October 13, 2014

Programming Languages for Desktop Data Analysis

For a programming language for desktop data analysis, the most important is that it must be user-friendly and have great computing power. We can judge whether a language is suitable for analyzing data on desktop from six aspects: application environment, file processing, text and string processing, structured data processing, predictive modeling algorithms and other less important indicators.
        
Application environment
Most users who make desktop data analysis are not professional programmers. They are accustomed to jobs under Windows, lack the skill of environment configuration which a professional should have. So the application environment of the programming language for desktop data analysis should be simple, Windows compatible and easy to install and configure.

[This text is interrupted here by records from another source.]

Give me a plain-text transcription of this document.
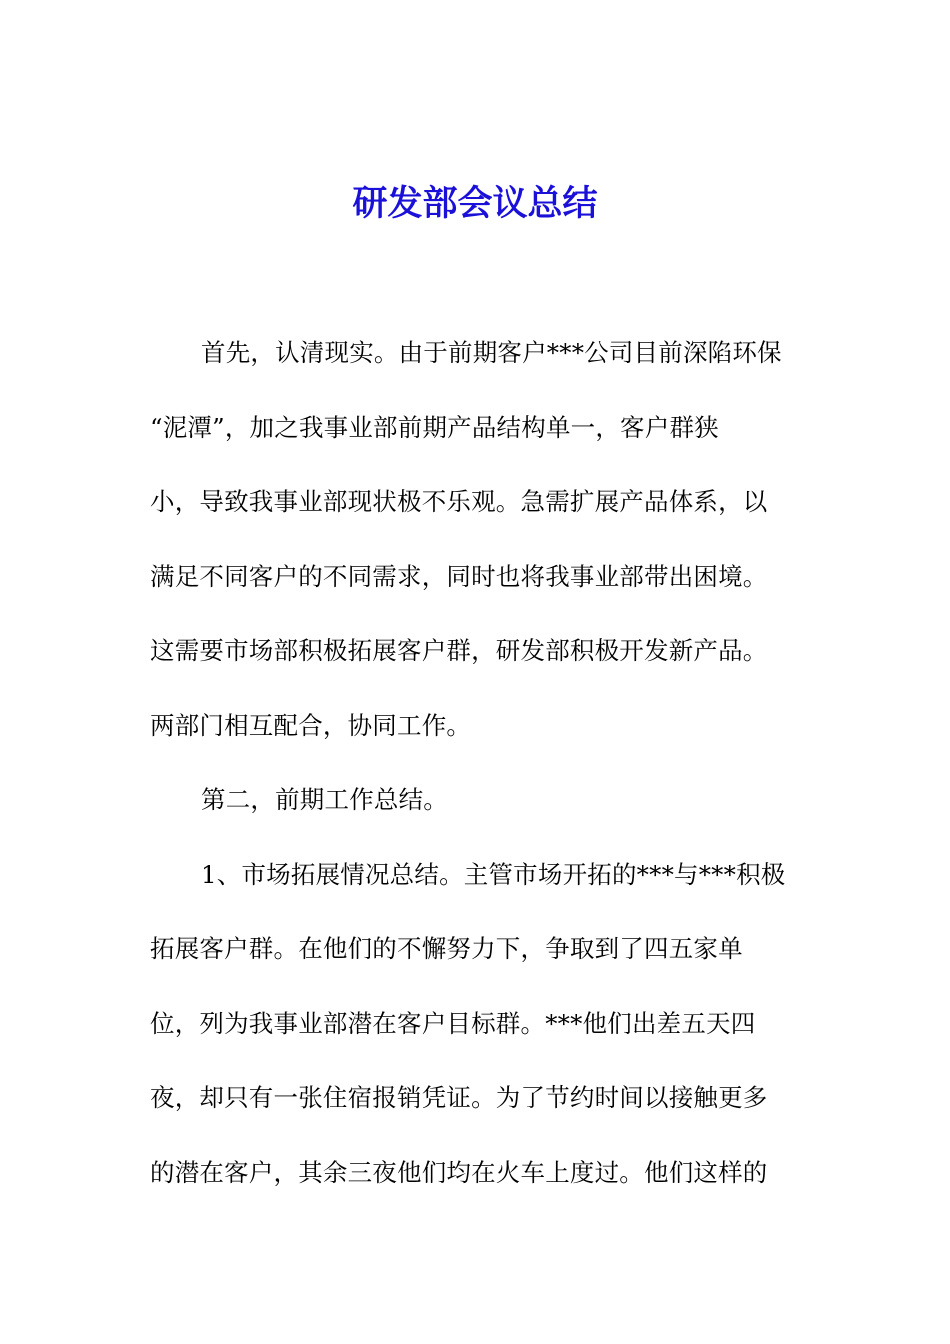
研发部会议总结
首先，认清现实。由于前期客户***公司目前深陷环保
“泥潭”，加之我事业部前期产品结构单一，客户群狭
小，导致我事业部现状极不乐观。急需扩展产品体系，以
满足不同客户的不同需求，同时也将我事业部带出困境。
这需要市场部积极拓展客户群，研发部积极开发新产品。
两部门相互配合，协同工作。
第二，前期工作总结。
1、市场拓展情况总结。主管市场开拓的***与***积极
拓展客户群。在他们的不懈努力下，争取到了四五家单
位，列为我事业部潜在客户目标群。***他们出差五天四
夜，却只有一张住宿报销凭证。为了节约时间以接触更多
的潜在客户，其余三夜他们均在火车上度过。他们这样的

In this respect, both esProc and R language have done well. They have simple application environment which can be used directly after installation. Python itself can manage without problem, but Pandas – frequently used to improve the computing capacity– has complex installation under Windows and is very strict about versions, though it is easily installed under Linux. Produced by Microsoft, SSAS gets along quite well with Windows except thatthe installation and configuration is a little complicated.
        
File processing
TXT and XLS are file formats most likely to be generated in routine work. And the degree of support for them shows the degree of ease of use of an interpreted language.

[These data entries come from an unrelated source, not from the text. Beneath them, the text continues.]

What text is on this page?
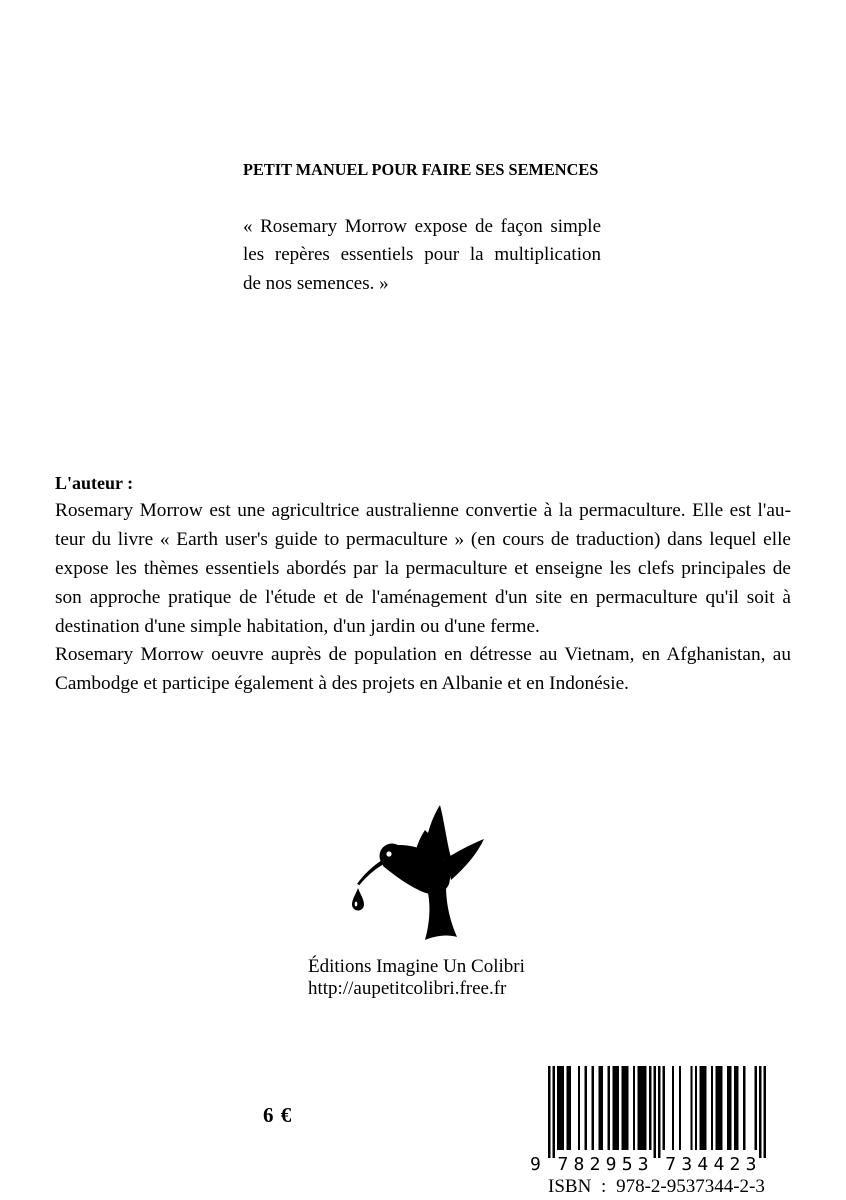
PETIT MANUEL POUR FAIRE SES SEMENCES
« Rosemary Morrow expose de façon simple
les repères essentiels pour la multiplication
de nos semences. »
L'auteur :
Rosemary Morrow est une agricultrice australienne convertie à la permaculture. Elle est l'au-
teur du livre « Earth user's guide to permaculture » (en cours de traduction) dans lequel elle
expose les thèmes essentiels abordés par la permaculture et enseigne les clefs principales de
son approche pratique de l'étude et de l'aménagement d'un site en permaculture qu'il soit à
destination d'une simple habitation, d'un jardin ou d'une ferme.
Rosemary Morrow oeuvre auprès de population en détresse au Vietnam, en Afghanistan, au
Cambodge et participe également à des projets en Albanie et en Indonésie.
Éditions Imagine Un Colibri
http://aupetitcolibri.free.fr
6 €
9 782953 734423
ISBN : 978-2-9537344-2-3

Generally, all analysis languages support TXT directly. In the case of XLS, the situation is complicated, especially the installation of third party modules and version compatibility. Since both Excel and SSAS are Microsoft products, SSAS can support XLS seamlessly. esProc, SPSS and SAS don’t need third party packages too, they can access XLS directly. Pandas is special, because it can directly support XLS, but, in itself, it is the third party library function; and its support for certain versions of XLS is limited. R language needs third party library function and Perl operating environment, and requires that versions of the three be matched; this makes installation complicated.

SSAS is easiest to use in read/write. Pandas and R language provide abundant parameters.

The ability to process big files should be taken into account, such as processing while the files are being imported. esProc is the best for it, with the most concise code.
        
Text and string processing
Sometimes, the disordered, semi-structured or non-structured raw data needs to be preprocessed to become the easy-to-use structured data. Thus the text and string processing is another focus in evaluating an interpreted language.
In this aspect, Python is the best and R is satisfactory. esProc comes next and SSAS is the worst.
        
Structured data processing
In practice, most of the data to be analyzed on desktop is the structured data. Therefore, the most common operation in desktop data analysis is the structured data computing and the corresponding computing power becomes the core competence of programming languages for desktop data analysis.

esProc is the most professional one in this field because it is specially designed for structured data computing. R language is unprofessional, especially in ordered data computing, though dataframe - a new data type – has been created for it. Pandas' dataframe is developed and improved on the basis of R’s, which makes it as able as R language but easier to understand. By contrast, SPSS, SAS and SSAS boast little in performing structured data computing.

Ordered data computing includes operations like link relative ratio, year-on-year comparison, fetching data in a relative interval, rank ordering during grouping data, and getting records in the top or bottom. It often involves relative position and cross-row and –group, and is a typical case of desktop data analysis. With inherent serial numbers, esProc performs the best in ordered data computing. Python and R language perform well, but because their basic element is the vector  instead of the record, the code written in them is elusive and more suitable for scientific use.

Predictive modeling algorithms
The predictive modeling is mainly used in scientific field and not common in desktop data analysis. Yet it is still an essential indicator.

R language boasts the latest, the richest and the most mature third party algorithms. SASS is easy to use but inflexible. Python/Pandas has always been trying to catch up with and imitate R language. It achieves an easier to understand syntax but hasn't been fully-formed. SAS and SPSS have established their authority in this regard. By contrast, esProc almost hasn't any ready-made predictive modeling algorithms.

Other less important indicators
Some less important indicators, such as the support for databases and parallel computing and graphing ability, also attract attention in special cases.

SASS works the best with databases, but it is not good at heterogeneous computing between text files, databases and self-defined data. esProc also gets along well with databases and performs satisfactorily in handling situations involving heterogeneous data sources. But Pandas, R Language, SAS and SPSS are not good in dealing with the both.

SASS is an expert at graphing, though it lacks flexibility. R language, esProc and Pandas, however, are flexible and have abundant inherent charts at the same time.


As to parallel computing, esProc has a built-in engine for it, which is easy to configure and develop. R language need third party software to perform parallel computing, resulting in complicated configuration and development.